1.执行的代码:
def train(self):
self.model.train()
losses = []
train_iter = self.data_iter['train'] #
for step, (triplets, labels) in enumerate(train_iter):
if self.p.gpu >= 0:
triplets, labels = triplets.to("cuda"), labels.to("cuda")
subj, rel = triplets[:, 0], triplets[:, 1]
pred = self.model(self.g, subj, rel, 'tail')
loss_t = self.model.calc_loss(pred, labels)
print(loss_t)
losses_t.append(loss_t)
这个是运行的代码,代码运行后报错如下:
tensor(6.8747, device='cuda:0', grad_fn=<BinaryCrossEntropyBackward>)
tensor(6.9403, device='cuda:0', grad_fn=<BinaryCrossEntropyBackward>)
tensor(6.7224, device='cuda:0', grad_fn=<BinaryCrossEntropyBackward>)
tensor(6.7367, device='cuda:0', grad_fn=<BinaryCrossEntropyBackward>)
tensor(6.9669, device='cuda:0', grad_fn=<BinaryCrossEntropyBackward>)
tensor(6.9063, device='cuda:0', grad_fn=<BinaryCrossEntropyBackward>)
2024-03-15 17:42:50 [ERROR] [ -4280403,Out of memory ] cuMemAlloc(): fail to allocate 32768 KB memory (out of memory)

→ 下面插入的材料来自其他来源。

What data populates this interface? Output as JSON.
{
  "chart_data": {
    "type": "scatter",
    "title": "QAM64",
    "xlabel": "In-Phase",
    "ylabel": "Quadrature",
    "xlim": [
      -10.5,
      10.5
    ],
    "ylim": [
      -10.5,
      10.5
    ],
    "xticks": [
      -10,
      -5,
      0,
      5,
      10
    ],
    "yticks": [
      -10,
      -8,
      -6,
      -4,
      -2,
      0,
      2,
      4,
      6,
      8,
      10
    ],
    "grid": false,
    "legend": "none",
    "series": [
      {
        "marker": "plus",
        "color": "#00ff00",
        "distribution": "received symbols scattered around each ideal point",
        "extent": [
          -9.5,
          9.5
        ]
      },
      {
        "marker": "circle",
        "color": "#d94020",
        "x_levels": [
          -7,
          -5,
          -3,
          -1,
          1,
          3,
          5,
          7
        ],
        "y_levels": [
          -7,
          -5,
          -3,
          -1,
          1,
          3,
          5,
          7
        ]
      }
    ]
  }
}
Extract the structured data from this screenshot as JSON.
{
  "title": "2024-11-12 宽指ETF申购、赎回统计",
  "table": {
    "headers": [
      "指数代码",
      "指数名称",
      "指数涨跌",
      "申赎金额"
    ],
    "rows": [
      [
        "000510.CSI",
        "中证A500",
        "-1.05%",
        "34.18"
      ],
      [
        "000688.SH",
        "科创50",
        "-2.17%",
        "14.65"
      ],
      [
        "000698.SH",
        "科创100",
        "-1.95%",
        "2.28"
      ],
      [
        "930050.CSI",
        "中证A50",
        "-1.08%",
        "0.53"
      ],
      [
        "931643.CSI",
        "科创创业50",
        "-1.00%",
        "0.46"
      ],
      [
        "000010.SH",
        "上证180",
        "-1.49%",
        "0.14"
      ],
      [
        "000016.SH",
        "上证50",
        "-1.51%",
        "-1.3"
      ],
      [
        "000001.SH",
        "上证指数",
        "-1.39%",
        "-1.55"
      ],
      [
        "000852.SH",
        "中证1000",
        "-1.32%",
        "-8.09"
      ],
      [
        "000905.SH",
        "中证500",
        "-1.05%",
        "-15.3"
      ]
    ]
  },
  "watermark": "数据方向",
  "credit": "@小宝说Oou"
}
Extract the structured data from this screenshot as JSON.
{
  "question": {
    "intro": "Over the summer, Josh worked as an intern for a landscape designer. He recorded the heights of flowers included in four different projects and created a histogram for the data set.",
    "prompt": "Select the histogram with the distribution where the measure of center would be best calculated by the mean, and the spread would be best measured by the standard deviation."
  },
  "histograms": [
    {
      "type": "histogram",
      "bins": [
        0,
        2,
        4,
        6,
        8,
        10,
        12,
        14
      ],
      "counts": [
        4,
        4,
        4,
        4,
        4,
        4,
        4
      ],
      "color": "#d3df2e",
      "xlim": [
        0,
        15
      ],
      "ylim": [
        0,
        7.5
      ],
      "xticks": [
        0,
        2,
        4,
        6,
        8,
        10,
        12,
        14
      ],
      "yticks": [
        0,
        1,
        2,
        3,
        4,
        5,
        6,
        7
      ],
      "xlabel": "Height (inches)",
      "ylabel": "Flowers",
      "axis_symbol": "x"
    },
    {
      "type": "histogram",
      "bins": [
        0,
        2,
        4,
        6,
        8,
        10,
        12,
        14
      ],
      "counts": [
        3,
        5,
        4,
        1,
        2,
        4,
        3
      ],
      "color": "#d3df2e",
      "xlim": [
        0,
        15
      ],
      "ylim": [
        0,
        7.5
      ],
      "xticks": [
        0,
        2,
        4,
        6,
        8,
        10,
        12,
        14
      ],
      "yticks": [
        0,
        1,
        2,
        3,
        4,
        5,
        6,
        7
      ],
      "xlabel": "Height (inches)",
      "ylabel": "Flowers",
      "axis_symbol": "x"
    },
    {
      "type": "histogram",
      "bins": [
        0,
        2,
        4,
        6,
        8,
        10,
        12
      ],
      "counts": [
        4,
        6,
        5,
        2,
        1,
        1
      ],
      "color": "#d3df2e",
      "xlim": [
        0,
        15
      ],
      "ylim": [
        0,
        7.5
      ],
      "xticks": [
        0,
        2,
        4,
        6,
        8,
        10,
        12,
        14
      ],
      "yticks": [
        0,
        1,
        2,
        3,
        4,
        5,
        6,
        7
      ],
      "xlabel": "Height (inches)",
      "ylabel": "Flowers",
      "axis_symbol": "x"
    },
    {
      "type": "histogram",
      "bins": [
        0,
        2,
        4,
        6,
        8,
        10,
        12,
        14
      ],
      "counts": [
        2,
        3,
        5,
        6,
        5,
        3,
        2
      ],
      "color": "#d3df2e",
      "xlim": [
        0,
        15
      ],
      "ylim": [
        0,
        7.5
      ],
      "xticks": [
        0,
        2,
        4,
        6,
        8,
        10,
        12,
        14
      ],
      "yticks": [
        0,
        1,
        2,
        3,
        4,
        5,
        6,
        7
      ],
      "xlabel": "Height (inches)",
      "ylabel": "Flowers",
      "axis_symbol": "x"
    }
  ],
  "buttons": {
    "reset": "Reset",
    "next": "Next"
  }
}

2024-03-15 17:42:50 [ERROR] [ -4280403,Out of memory ] cuMemAlloc(): fail to allocate 32768 KB memory (out of memory)
Traceback (most recent call last):
File "run.py", line 518, in <module>
runner.fit()
File "run.py", line 92, in fit
train_loss = self.train()
File "run.py", line 174, in train
pred = self.model(self.g, subj, rel, 'tail')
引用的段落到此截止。